The num_heads corresponds to h in the diagram, if I understand it correctly:
def split_heads(self, x, batch_size):
"""Split the last dimension into (num_heads, depth).
Transpose the result such that the shape is (batch_size, num_heads, seq_len, depth)
"""
x = tf.reshape(x, (batch_size, -1, self.num_heads, self.depth))
return tf.transpose(x, perm=[0, 2, 1, 3])
So, maybe the diagram does show the linear/dense -> split order rather than split -> linear/dense. Does it make sense? Let’s also loop in @markdaoust
If you work through it you’ll see that the two are equivalent. Splitting the output of a Dense into num_heads chunks, or creating num_headsDense layers is the same (except maybe for the initialization). Draw the weight matrices to see.

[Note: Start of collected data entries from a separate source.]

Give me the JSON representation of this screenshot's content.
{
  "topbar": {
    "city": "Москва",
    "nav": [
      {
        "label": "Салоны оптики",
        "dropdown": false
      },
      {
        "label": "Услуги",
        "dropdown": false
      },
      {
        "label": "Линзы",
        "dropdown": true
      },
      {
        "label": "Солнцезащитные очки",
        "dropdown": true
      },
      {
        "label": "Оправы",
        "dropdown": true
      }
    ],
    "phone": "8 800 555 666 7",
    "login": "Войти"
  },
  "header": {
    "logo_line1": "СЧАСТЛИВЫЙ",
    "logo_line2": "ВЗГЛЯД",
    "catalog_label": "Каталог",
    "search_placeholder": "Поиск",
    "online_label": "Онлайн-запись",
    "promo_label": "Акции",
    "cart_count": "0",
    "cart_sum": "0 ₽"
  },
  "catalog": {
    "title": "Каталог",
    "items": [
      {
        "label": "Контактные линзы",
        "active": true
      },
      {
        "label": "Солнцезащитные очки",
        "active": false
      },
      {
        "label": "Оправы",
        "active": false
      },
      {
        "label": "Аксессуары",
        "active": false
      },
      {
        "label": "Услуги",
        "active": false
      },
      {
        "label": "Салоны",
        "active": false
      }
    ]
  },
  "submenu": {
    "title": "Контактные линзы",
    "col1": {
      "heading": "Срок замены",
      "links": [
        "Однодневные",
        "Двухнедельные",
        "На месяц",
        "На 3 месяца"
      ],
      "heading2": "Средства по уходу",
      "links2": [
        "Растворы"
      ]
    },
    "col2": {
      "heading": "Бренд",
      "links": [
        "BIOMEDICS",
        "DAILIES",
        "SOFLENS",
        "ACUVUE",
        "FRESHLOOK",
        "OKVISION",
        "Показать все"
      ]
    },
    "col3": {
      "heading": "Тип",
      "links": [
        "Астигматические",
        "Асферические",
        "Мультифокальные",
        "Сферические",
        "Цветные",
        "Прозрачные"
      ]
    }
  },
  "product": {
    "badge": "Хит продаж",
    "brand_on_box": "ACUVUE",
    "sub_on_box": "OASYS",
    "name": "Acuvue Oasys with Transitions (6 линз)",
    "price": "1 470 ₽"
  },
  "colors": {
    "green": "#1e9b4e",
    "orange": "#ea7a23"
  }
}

Thanks for your response! You are indeed correct on restating my questions perfectly! However, I still do not see how the diagram shows the inputs going through a linear/Dense and only then being split. In that case, I would expect only three linear/Dense layers on the figure, not nine.
I would expect only three linear/Dense layers on the figure, not nine.
What am I missing here?
Nothing. The code is correct, and simpler (+more efficient?) this way, with only one big linear layer. I didn’t have a good way to edit the figure. And I can’t switch it to EinsumDense yet.
If there’s something missing here it’sa sentence or two in the notebook explaining. Any chance you could send PR?